Just saying that the scope creep might make the statement less concise, and QA 
tools may need to be a separate document.

On Tue, Nov 21, 2017 at 9:44 PM, Pierre Béland 
<pierz...@yahoo.fr<mailto:pierz...@yahoo.fr>> wrote:
There is a constant increae of organized contributions from Task Managers on QA 
tools and I agree that this policy should include these various organized 
contributions.

There should be a goal assure the follow-up of these various projects to assure 
a better collective coordination of the mapping.

I am not sure that we could effectively have all organizers of Events create a 
wiki page. But organizers like for example the Geoweek, that invite to create 
local events should have a wiki page well documented. A section could be added 
to list the specific events + who organize them.

The Changeset database is the place where we should be able to follow the 
various mapping projects. There is actually no common way to document the QA or 
TM host, the specific project and the various events connecting to the various 
projects. To document how these various coordination tools should be reported  
on the changesets would facilitate the follow-up.
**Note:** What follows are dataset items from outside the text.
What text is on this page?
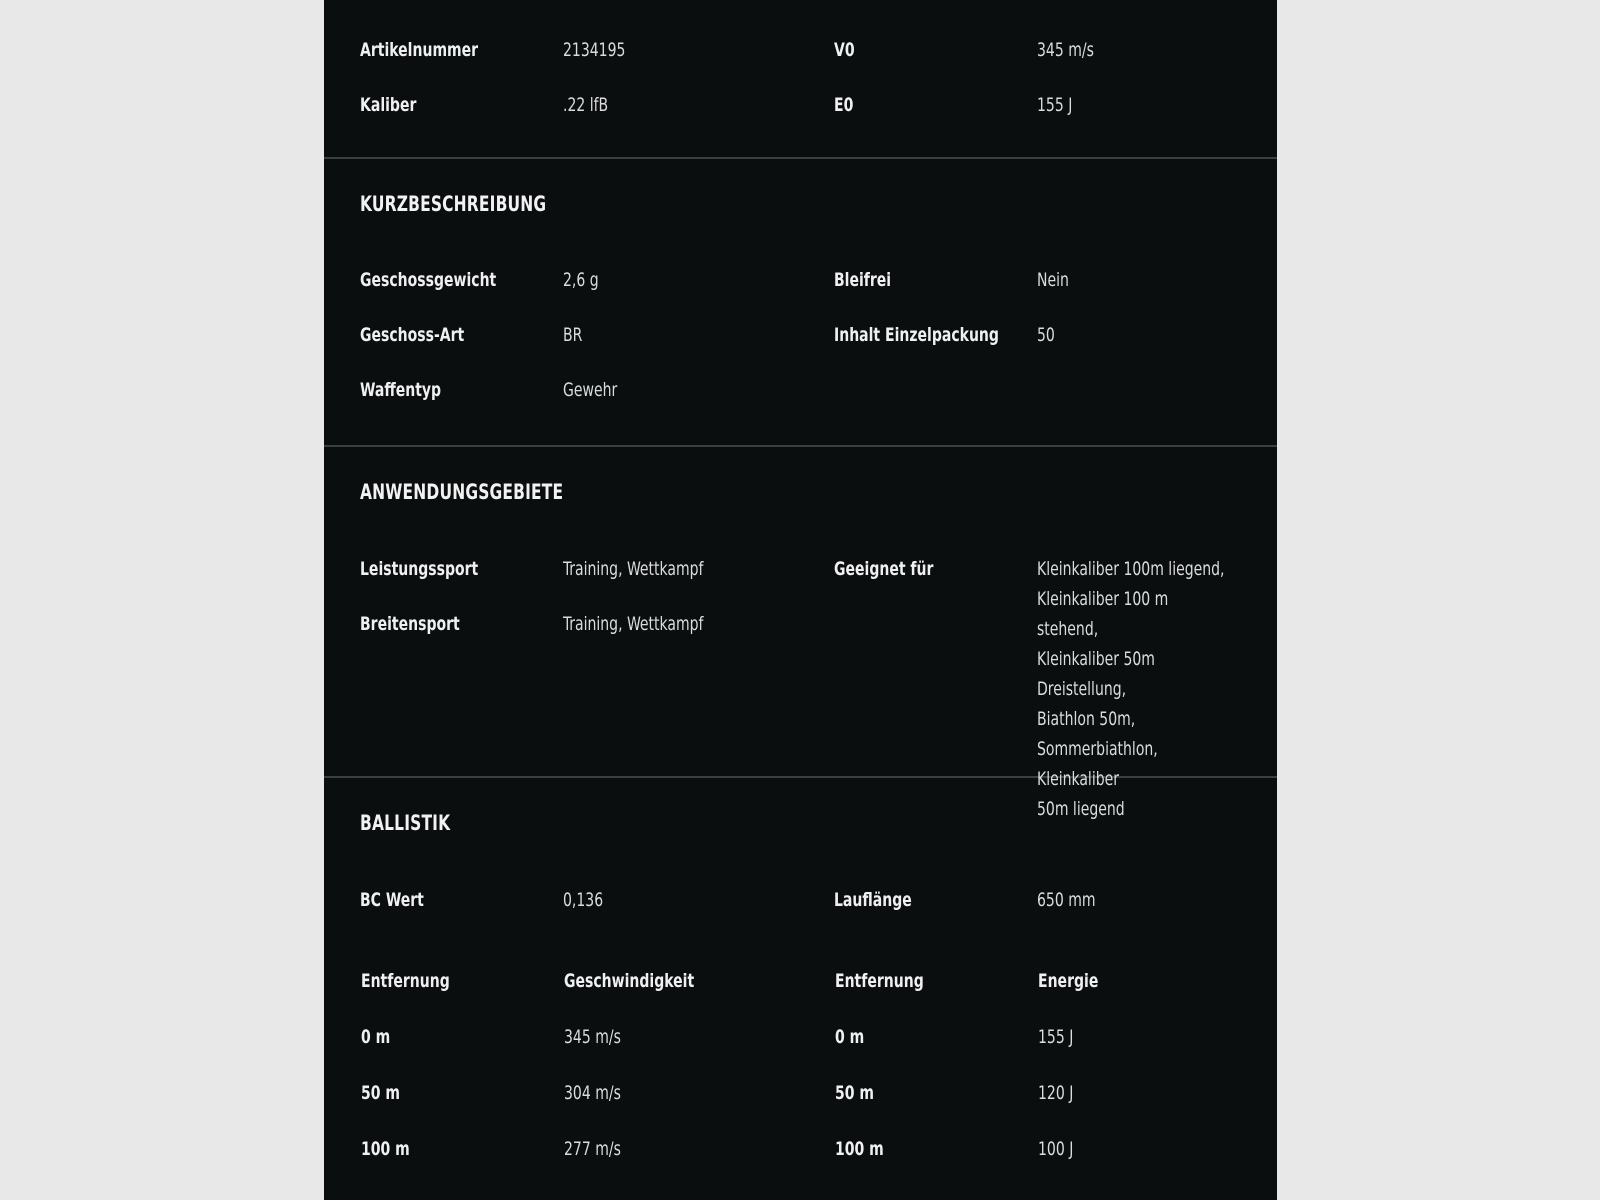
Artikelnummer	2134195	V0	345 m/s
Kaliber	.22 lfB	E0	155 J
KURZBESCHREIBUNG
Geschossgewicht	2,6 g	Bleifrei	Nein
Geschoss-Art	BR	Inhalt Einzelpackung 50
Waffentyp	Gewehr
ANWENDUNGSGEBIETE
Leistungssport	Training, Wettkampf
Breitensport	Training, Wettkampf
Geeignet für	Kleinkaliber 100m liegend,
Kleinkaliber 100 m stehend,
Kleinkaliber 50m Dreistellung,
Biathlon 50m,
Sommerbiathlon, Kleinkaliber
50m liegend
BALLISTIK
BC Wert	0,136	Lauflänge	650 mm
Entfernung	Geschwindigkeit	Entfernung	Energie
0 m	345 m/s	0 m	155 J
50 m	304 m/s	50 m	120 J
100 m	277 m/s	100 m	100 J
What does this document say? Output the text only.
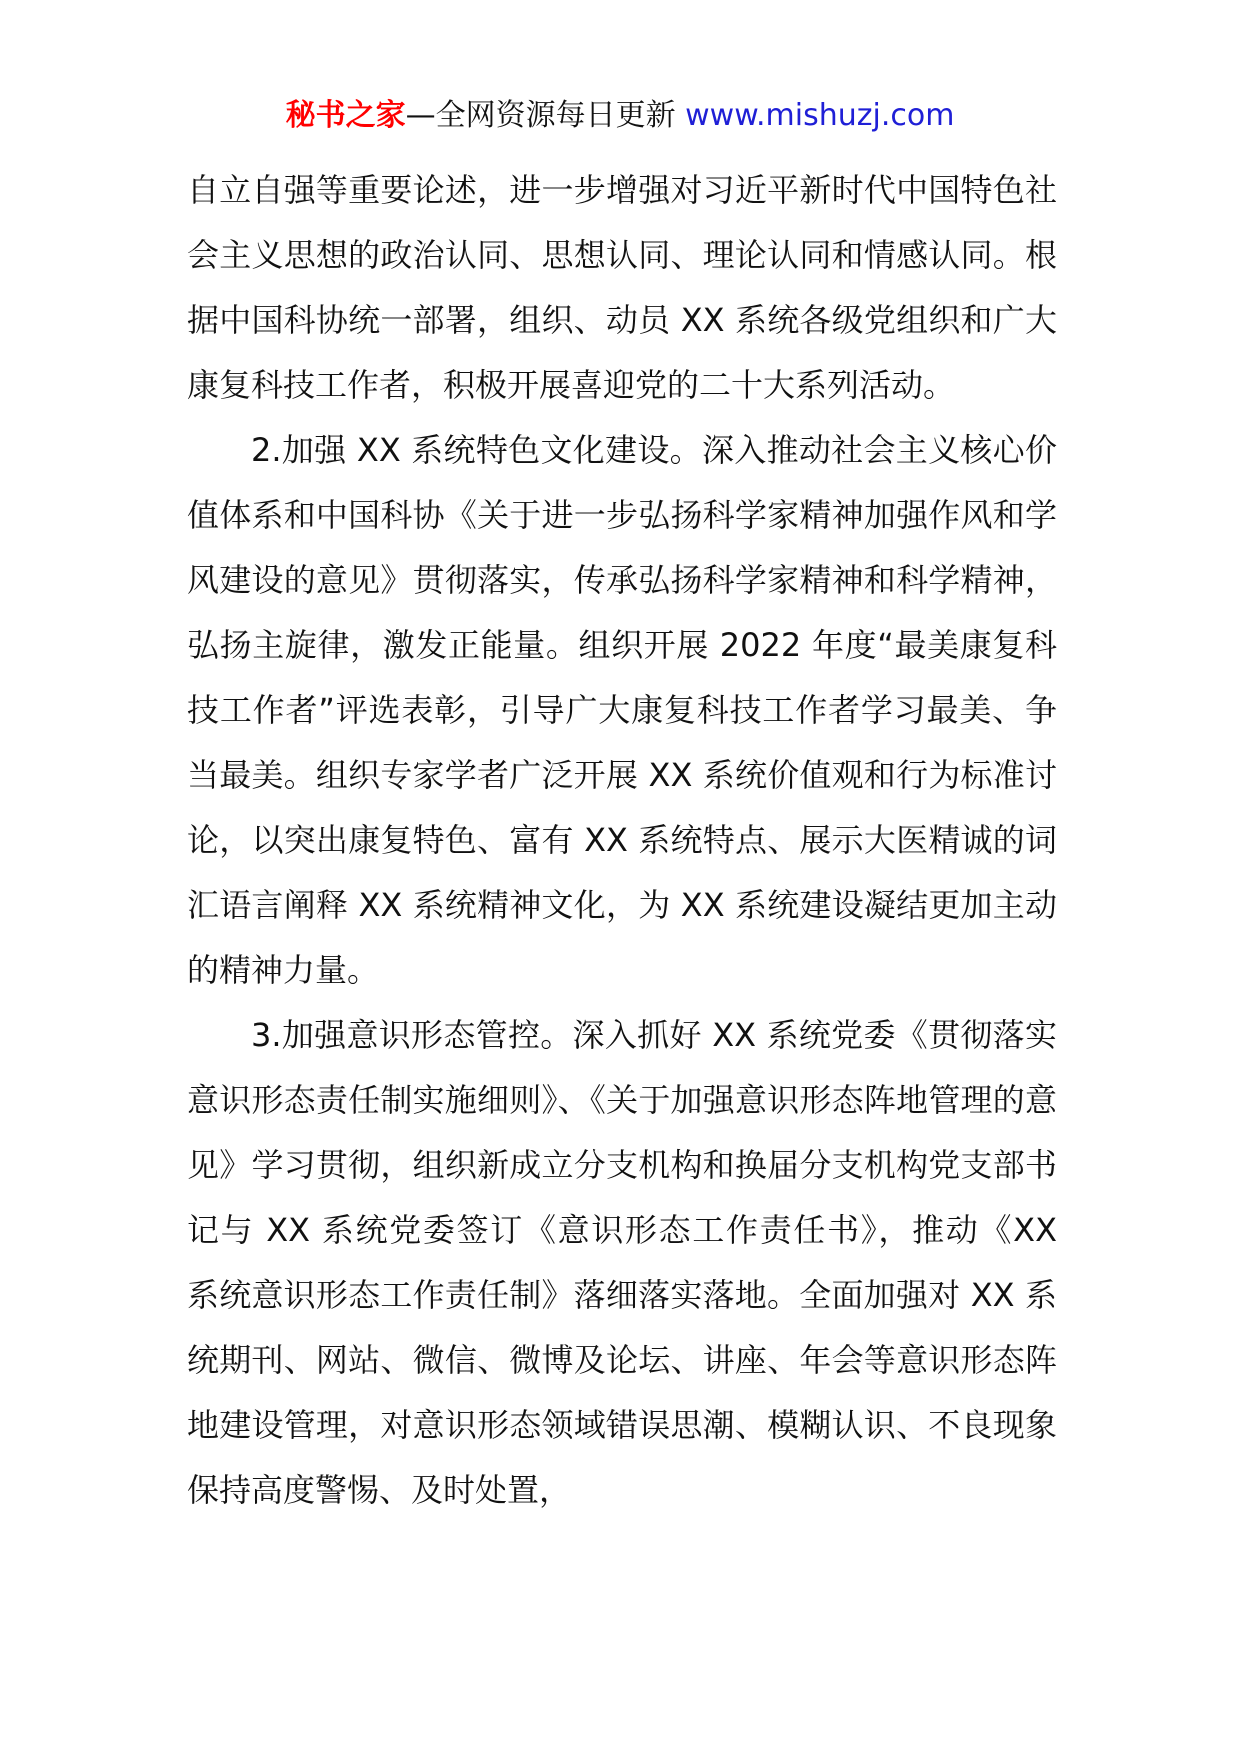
秘书之家—全网资源每日更新 www.mishuzj.com

自立自强等重要论述，进一步增强对习近平新时代中国特色社会主义思想的政治认同、思想认同、理论认同和情感认同。根据中国科协统一部署，组织、动员 XX 系统各级党组织和广大康复科技工作者，积极开展喜迎党的二十大系列活动。

2.加强 XX 系统特色文化建设。深入推动社会主义核心价值体系和中国科协《关于进一步弘扬科学家精神加强作风和学风建设的意见》贯彻落实，传承弘扬科学家精神和科学精神，弘扬主旋律，激发正能量。组织开展 2022 年度“最美康复科技工作者”评选表彰，引导广大康复科技工作者学习最美、争当最美。组织专家学者广泛开展 XX 系统价值观和行为标准讨论，以突出康复特色、富有 XX 系统特点、展示大医精诚的词汇语言阐释 XX 系统精神文化，为 XX 系统建设凝结更加主动的精神力量。

3.加强意识形态管控。深入抓好 XX 系统党委《贯彻落实意识形态责任制实施细则》、《关于加强意识形态阵地管理的意见》学习贯彻，组织新成立分支机构和换届分支机构党支部书记与 XX 系统党委签订《意识形态工作责任书》，推动《XX 系统意识形态工作责任制》落细落实落地。全面加强对 XX 系统期刊、网站、微信、微博及论坛、讲座、年会等意识形态阵地建设管理，对意识形态领域错误思潮、模糊认识、不良现象保持高度警惕、及时处置，
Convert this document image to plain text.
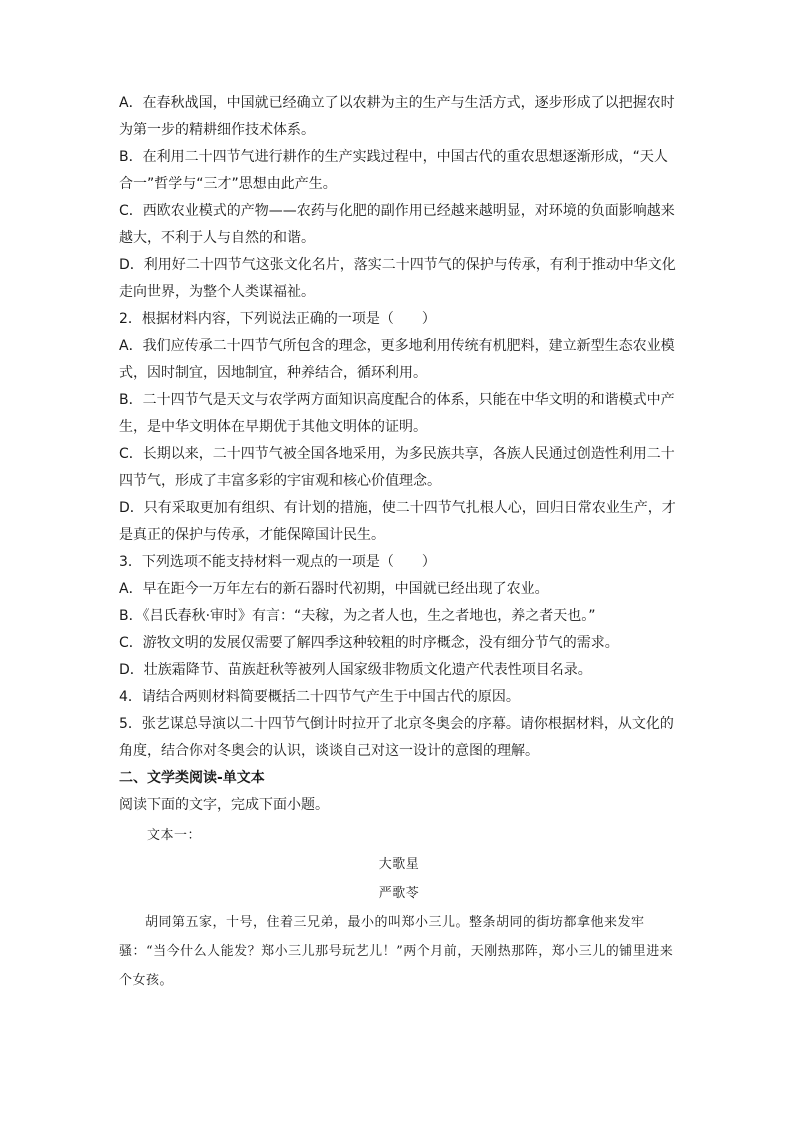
A．在春秋战国，中国就已经确立了以农耕为主的生产与生活方式，逐步形成了以把握农时为第一步的精耕细作技术体系。

B．在利用二十四节气进行耕作的生产实践过程中，中国古代的重农思想逐渐形成，“天人合一”哲学与“三才”思想由此产生。

C．西欧农业模式的产物——农药与化肥的副作用已经越来越明显，对环境的负面影响越来越大，不利于人与自然的和谐。

D．利用好二十四节气这张文化名片，落实二十四节气的保护与传承，有利于推动中华文化走向世界，为整个人类谋福祉。

2．根据材料内容，下列说法正确的一项是（　　）

A．我们应传承二十四节气所包含的理念，更多地利用传统有机肥料，建立新型生态农业模式，因时制宜，因地制宜，种养结合，循环利用。

B．二十四节气是天文与农学两方面知识高度配合的体系，只能在中华文明的和谐模式中产生，是中华文明体在早期优于其他文明体的证明。

C．长期以来，二十四节气被全国各地采用，为多民族共享，各族人民通过创造性利用二十四节气，形成了丰富多彩的宇宙观和核心价值理念。

D．只有采取更加有组织、有计划的措施，使二十四节气扎根人心，回归日常农业生产，才是真正的保护与传承，才能保障国计民生。

3．下列选项不能支持材料一观点的一项是（　　）

A．早在距今一万年左右的新石器时代初期，中国就已经出现了农业。

B．《吕氏春秋·审时》有言：“夫稼，为之者人也，生之者地也，养之者天也。”

C．游牧文明的发展仅需要了解四季这种较粗的时序概念，没有细分节气的需求。

D．壮族霜降节、苗族赶秋等被列人国家级非物质文化遗产代表性项目名录。

4．请结合两则材料简要概括二十四节气产生于中国古代的原因。

5．张艺谋总导演以二十四节气倒计时拉开了北京冬奥会的序幕。请你根据材料，从文化的角度，结合你对冬奥会的认识，谈谈自己对这一设计的意图的理解。

二、文学类阅读-单文本

阅读下面的文字，完成下面小题。

文本一：

大歌星

严歌苓

胡同第五家，十号，住着三兄弟，最小的叫郑小三儿。整条胡同的街坊都拿他来发牢骚：“当今什么人能发？郑小三儿那号玩艺儿！”两个月前，天刚热那阵，郑小三儿的铺里进来个女孩。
Actually, not all instances of the Tasking Manager add an hashtag to document 
the host and project no. For QA tools, specific projects / missions are not 
documented either.


Pierre


Le mardi 21 novembre 2017 21:21:55 HNE, Yuri Astrakhan 
<yuriastrak...@gmail.com<mailto:yuriastrak...@gmail.com>> a écrit :


While this might not have been the intention, the

  >  b) directed by a third party exactly what and how to contribute to 
OpenStreetMap

can be applied to any "challenge style" sites such as the MapRoulette or 
Osmose.  I think there should either be a clarification about this, an 
additional discussion with the community, or a specific exclusion.  I know that 
the preamble is talking about paid editing, schools, and mapping events, but 
the text below it seems to have a wider scope.